You may find yourself immersing in Dickens, Kant and Hemingway all in the same week.
If you’re not an avid book-lover those reading assignments—combined with juggling multiple chapters of authors at once—may bog down your brain.
Take some advice from a many-years post-grad alum and prepare your mind for the heavy book load by making reading a habit. Yes, when you were in elementary and middle school reading nightly was a consistent routine. But I’d be willing to be that your nightly reading binges have cooled off as you aged out of mom and dad encouraging those literacy habits.

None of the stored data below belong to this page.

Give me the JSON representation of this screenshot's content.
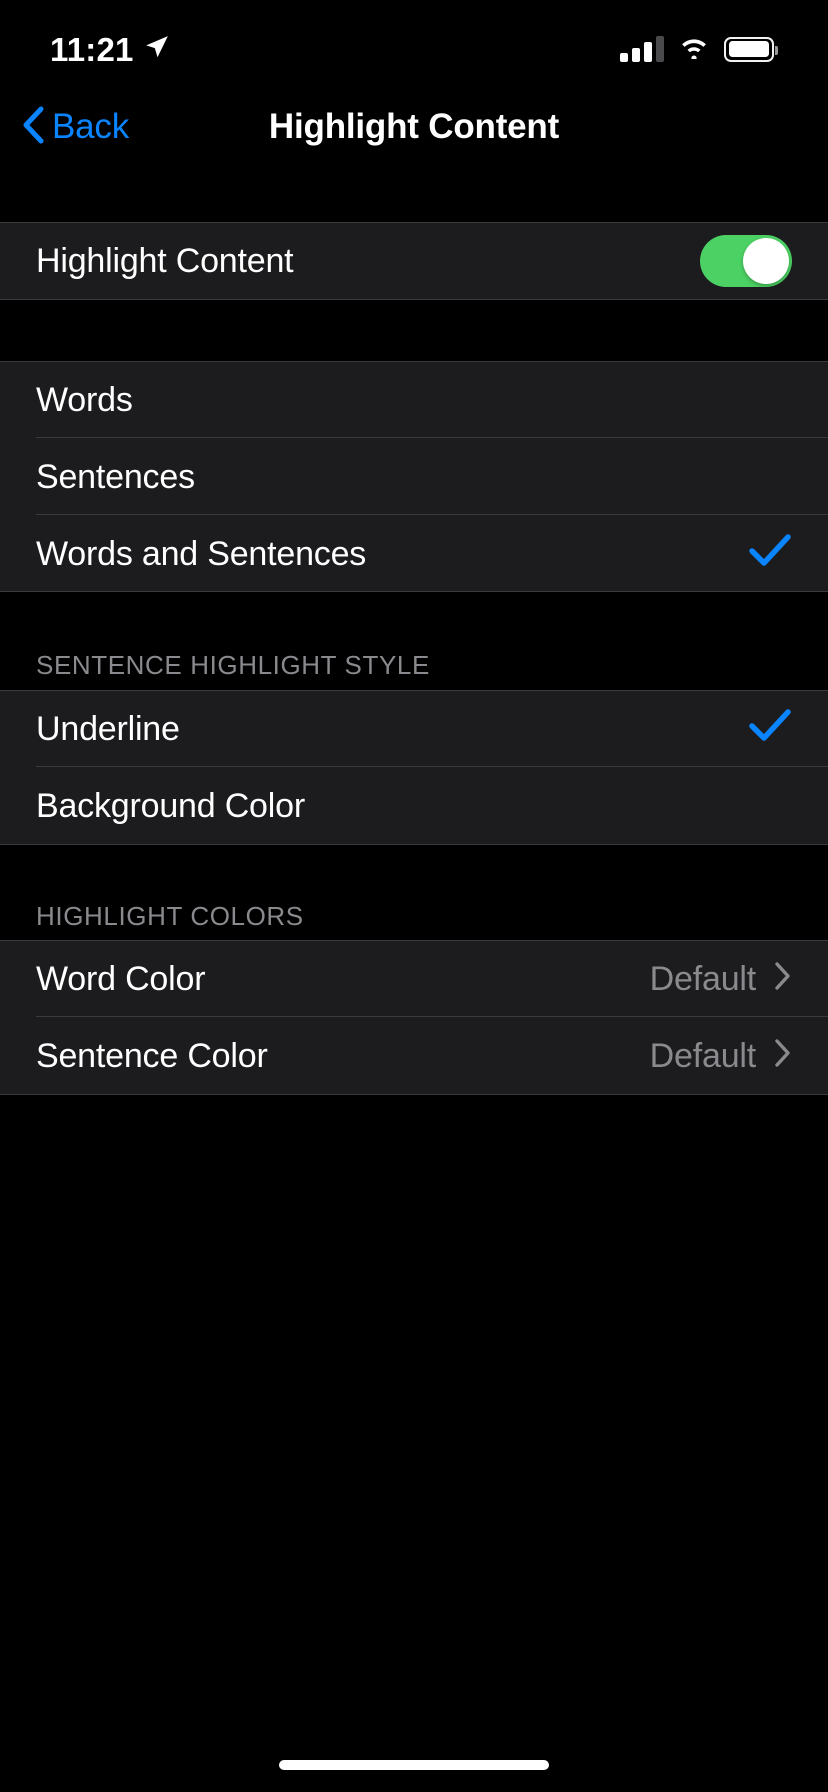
{
  "status_bar": {
    "time": "11:21",
    "location_icon": "location-arrow-icon",
    "cellular_icon": "cellular-signal-icon",
    "signal_bars_filled": 3,
    "signal_bars_total": 4,
    "wifi_icon": "wifi-icon",
    "battery_icon": "battery-icon",
    "battery_level_percent": 85
  },
  "nav": {
    "back_label": "Back",
    "back_icon": "chevron-left-icon",
    "title": "Highlight Content"
  },
  "sections": {
    "toggle_section": {
      "label": "Highlight Content",
      "toggle_on": true
    },
    "highlight_mode": {
      "options": [
        {
          "label": "Words",
          "selected": false
        },
        {
          "label": "Sentences",
          "selected": false
        },
        {
          "label": "Words and Sentences",
          "selected": true
        }
      ]
    },
    "sentence_highlight_style": {
      "header": "Sentence Highlight Style",
      "options": [
        {
          "label": "Underline",
          "selected": true
        },
        {
          "label": "Background Color",
          "selected": false
        }
      ]
    },
    "highlight_colors": {
      "header": "Highlight Colors",
      "rows": [
        {
          "label": "Word Color",
          "value": "Default"
        },
        {
          "label": "Sentence Color",
          "value": "Default"
        }
      ]
    }
  },
  "colors": {
    "accent_blue": "#0A84FF",
    "toggle_green": "#4CD264",
    "row_background": "#1C1C1E",
    "page_background": "#000000",
    "secondary_text": "#8A8A8E",
    "separator": "#3A3A3C"
  }
}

If you are an avid reader and a lover of all things ‘novel,’ make a list of books you haven’t read and dive on in. For those who need a wee bit of a nudge, rediscover the fun of a good book with a few simple tips:
Make a List
Create a list of books you’ve always wanted to read—we all have goal books! This also will give you ideas on what to check out at the library or in bookstores (or online). Your list can include beach reads, serious novels, nonfiction or other genres. Don’t get caught up in trying to make a list of impressive Pulitzer winners, just make a list of the books you genuinely care about reading! If you need inspiration, BookRiotcompiled The 10 Best Top 100 Book Lists.
Read a Fun Novel
When re-engaging in books, don’t begin with something too challenging. You can, of course, start off with high-level reads, but reading should start with some easy fun reads. Pick books and topics you enjoy. If you love horror, peruse your local library for Stephen King or Anne Rice. If you fell in love with movies or television series based on books, seek out those titles. The Netflix series Hemlock Grove was based on a book series by Brian McGreevy. And the cult classic movie Scott Pilgrim vs. the World was originally a graphic novel (and, yes, graphic novels count as reading, too!).
Skip the Time
While your youth meant timing those nightly reading sessions, skip the clock checking. Aim to read a chapter at a time and then peruse the earlier chapters to pick up any details you might have missed (this habit will come in handy for difficult college-level texts). Reading isn’t about timing your sessions…just try to immerse in the story.
There will be books that you absolutely cannot put down. You may binge read for hours, but be careful when getting too caught up in the story. While reading is fun—and should seem effortless—even the best books need to be put down for a few minutes. There have been documented cases of readers developing headaches from reading too long, and reading for extended periods may cause eye fatigue. Give your eyes a break between reading binges…and also make sure to read in well-lit areas especially if you already have eye issues.
While you may be prepping for college life by shopping for linens, accessories and décor for your dorm room, you also need to train your mind for the intense reading requirements that come with the college course load. Use the summer to re-discover the world of reading and make a hearty list of all the novels you hope to finish during the long break. Move-in day will be here before you know it, and so will the list of intense required reading that comes with the college course load. So use summer to give your brain a reading revival!